Später entwickelte sich der Song („Sailing“), den der in Schottland geborene Gavin Sutherland 1972 komponierte und der 1975 unter Rod Stewart zum Welthit aufstieg, tatsächlich zur offiziellen Vereinshymne. Zander sagt: „Lieder kann man viele schreiben, aber Hymnen entstehen nur, wenn die Massen mitmachen.“ Längst zählt „Nur nach Hause…“ zu den beliebtesten Hymnen der Liga. In Umfragen liegt sie immer unter den Top drei, meist zusammen mit „Hamburg, meine Perle“ (HSV/Lotto King Karl) und „Mer stonn zo dir FC Kölle“ (1. FC Köln/Die Höhner).

Übrigens, Frank Zander nichts an den Aufführungsrechten bekommen, da der Musikverlag Universal Music Publishing zwar die von Zander neu komponierte Strophe und den neuen Text von ihm und Hanno Bruhn genehmigt, aber eine finanzielle Beteiligung nicht zugelassen hatte. Sämtliche Gelder gehen direkt zum Original-Verlag und zum Originalautor Gavin Sutherland.

Zander sagt: „Das ist schade, aber die lange Zuneigung der Hertha-Fans ist mir wichtiger. Ich staune immer, dass diese Hymne bei mir und den Anhängern auch nach 25 Jahren noch Gänsehaut erzeugt.

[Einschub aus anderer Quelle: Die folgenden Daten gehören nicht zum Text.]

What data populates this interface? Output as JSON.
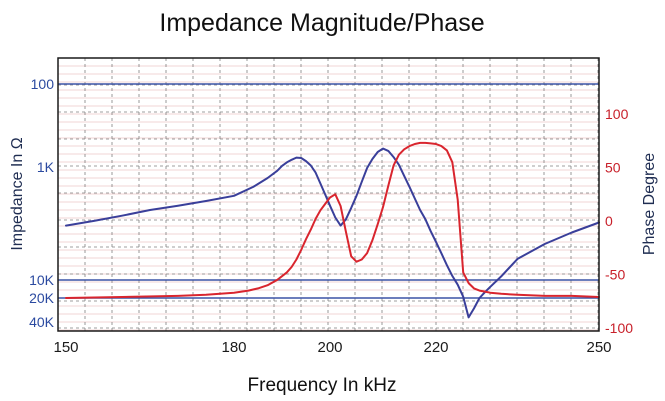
{
  "chart_data": {
    "type": "line",
    "title": "Impedance Magnitude/Phase",
    "xlabel": "Frequency In kHz",
    "ylabel_left": "Impedance In Ω",
    "ylabel_right": "Phase Degree",
    "xlim": [
      150,
      250
    ],
    "x_ticks": [
      "150",
      "180",
      "200",
      "220",
      "250"
    ],
    "left_axis": {
      "scale": "log",
      "inverted": true,
      "ylim": [
        100,
        40000
      ],
      "ticks": [
        {
          "label": "100",
          "value": 100
        },
        {
          "label": "1K",
          "value": 1000
        },
        {
          "label": "10K",
          "value": 10000
        },
        {
          "label": "20K",
          "value": 20000
        },
        {
          "label": "40K",
          "value": 40000
        }
      ]
    },
    "right_axis": {
      "ylim": [
        -100,
        150
      ],
      "ticks": [
        "100",
        "50",
        "0",
        "-50",
        "-100"
      ],
      "tick_values": [
        100,
        50,
        0,
        -50,
        -100
      ]
    },
    "grid": true,
    "colors": {
      "impedance": "#3a3f9a",
      "phase": "#d9252e",
      "axis": "#1a1a1a",
      "grid": "#808080",
      "minor_grid": "#e3a9a9",
      "ref_line": "#3b53a5"
    },
    "series": [
      {
        "axis": "left",
        "x": [
          150,
          155,
          160,
          165,
          170,
          175,
          180,
          184,
          187,
          189,
          190,
          191,
          192,
          193,
          194,
          195,
          196,
          197,
          198,
          199,
          200,
          201,
          202,
          203,
          204,
          205,
          206,
          207,
          208,
          209,
          210,
          211,
          212,
          213,
          214,
          215,
          216,
          217,
          218,
          219,
          220,
          221,
          222,
          223,
          224,
          225,
          226,
          227,
          228,
          229,
          230,
          232,
          235,
          240,
          245,
          250
        ],
        "values": [
          3300,
          3000,
          2700,
          2400,
          2200,
          2000,
          1800,
          1500,
          1250,
          1080,
          970,
          880,
          820,
          770,
          780,
          850,
          960,
          1120,
          1400,
          1750,
          2200,
          2800,
          3300,
          2900,
          2300,
          1800,
          1350,
          1020,
          800,
          660,
          600,
          640,
          760,
          940,
          1200,
          1500,
          1900,
          2400,
          2900,
          3700,
          4600,
          5800,
          7400,
          9200,
          12000,
          19000,
          35000,
          27000,
          20000,
          16000,
          13000,
          9300,
          6500,
          4800,
          3800,
          3100
        ]
      },
      {
        "axis": "right",
        "x": [
          150,
          160,
          170,
          175,
          180,
          183,
          185,
          187,
          189,
          191,
          192,
          193,
          194,
          195,
          196,
          197,
          198,
          199,
          200,
          201,
          202,
          203,
          204,
          205,
          206,
          207,
          208,
          209,
          210,
          211,
          212,
          213,
          214,
          215,
          216,
          217,
          218,
          219,
          220,
          221,
          222,
          223,
          224,
          225,
          226,
          227,
          228,
          229,
          230,
          232,
          235,
          240,
          245,
          250
        ],
        "values": [
          -72,
          -71,
          -70,
          -69,
          -67,
          -65,
          -63,
          -60,
          -55,
          -48,
          -43,
          -36,
          -27,
          -17,
          -8,
          2,
          10,
          16,
          22,
          25,
          14,
          -10,
          -33,
          -38,
          -36,
          -30,
          -18,
          -3,
          13,
          33,
          52,
          62,
          67,
          70,
          72,
          73,
          73,
          72.5,
          72,
          70,
          66,
          55,
          20,
          -48,
          -58,
          -63,
          -65,
          -66,
          -67,
          -68,
          -69,
          -70,
          -70,
          -71
        ]
      }
    ]
  }
}
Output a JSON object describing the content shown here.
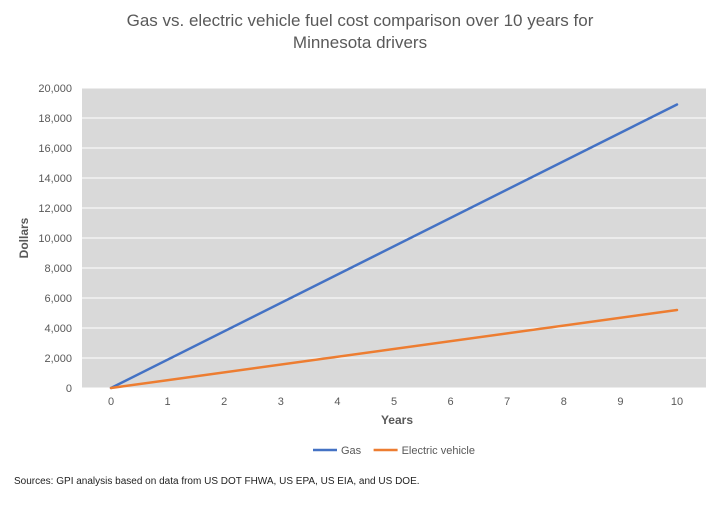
{
  "chart_data": {
    "type": "line",
    "title_lines": [
      "Gas vs. electric vehicle fuel cost comparison over 10 years for",
      "Minnesota drivers"
    ],
    "xlabel": "Years",
    "ylabel": "Dollars",
    "x": [
      0,
      10
    ],
    "xticks": [
      "0",
      "1",
      "2",
      "3",
      "4",
      "5",
      "6",
      "7",
      "8",
      "9",
      "10"
    ],
    "yticks": [
      "0",
      "2,000",
      "4,000",
      "6,000",
      "8,000",
      "10,000",
      "12,000",
      "14,000",
      "16,000",
      "18,000",
      "20,000"
    ],
    "xlim": [
      0,
      10
    ],
    "ylim": [
      0,
      20000
    ],
    "grid": true,
    "legend_position": "bottom",
    "series": [
      {
        "name": "Gas",
        "color": "#4472C4",
        "x": [
          0,
          10
        ],
        "values": [
          0,
          18900
        ]
      },
      {
        "name": "Electric vehicle",
        "color": "#ED7D31",
        "x": [
          0,
          10
        ],
        "values": [
          0,
          5200
        ]
      }
    ]
  },
  "source_note": "Sources: GPI analysis based on data from US DOT FHWA, US EPA, US EIA, and US DOE.",
  "colors": {
    "plot_background": "#D9D9D9",
    "gridline": "#FFFFFF"
  }
}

Schön, dass die Hymne auch an neue Generationen weitergetragen wird.“

Hier der Text zur Hertha-Hymne:

„Freunde, was gibt es Schöneres als hier im Stadion
unserer Herthamannschaft die Däumchen zu drücken,
und sie von den Rängen zu unterstützen auf dem Weg nach oben.

Nur nach Hause, nur nach Hause, nur nach Hause, geh´n wir nicht.
Nur nach Hause, nur nach Hause, nur nach Hause, geh´n wir nicht.

Alle warten voller Spannung auf das absolute Spiel,
denn die Jungens von der Hertha haben alle nur ein Ziel.
Heute wollen sie gewinnen für das blau-weiße Trikot
sowieso und sowieso.

Nur nach Hause, nur nach Hause, nur nach Hause, geh´n wir nicht.
Nur nach Hause, nur nach Hause, nur nach Hause, geh´n wir nicht.

All die Fans brüll´n sich den Hals raus und der Stürmer der stürmt vor.
Alle jubeln, wenn der Ball rollt, voll hinein ins Gegnertor
und am Abend dann am Tresen, werden wir zum Libero
sowieso und sowieso.

Nur nach Hause, nur nach Hause, nur nach Hause, geh´n wir nicht.
Nur nach Hause, nur nach Hause, nur nach Hause, geh´n wir nicht.
Nur nach Hause, nur nach Hause, nur nach Hause, geh´n wir nicht.
Nur nach Hause, nur nach Hause, nur nach Hause, geh´n wir nicht.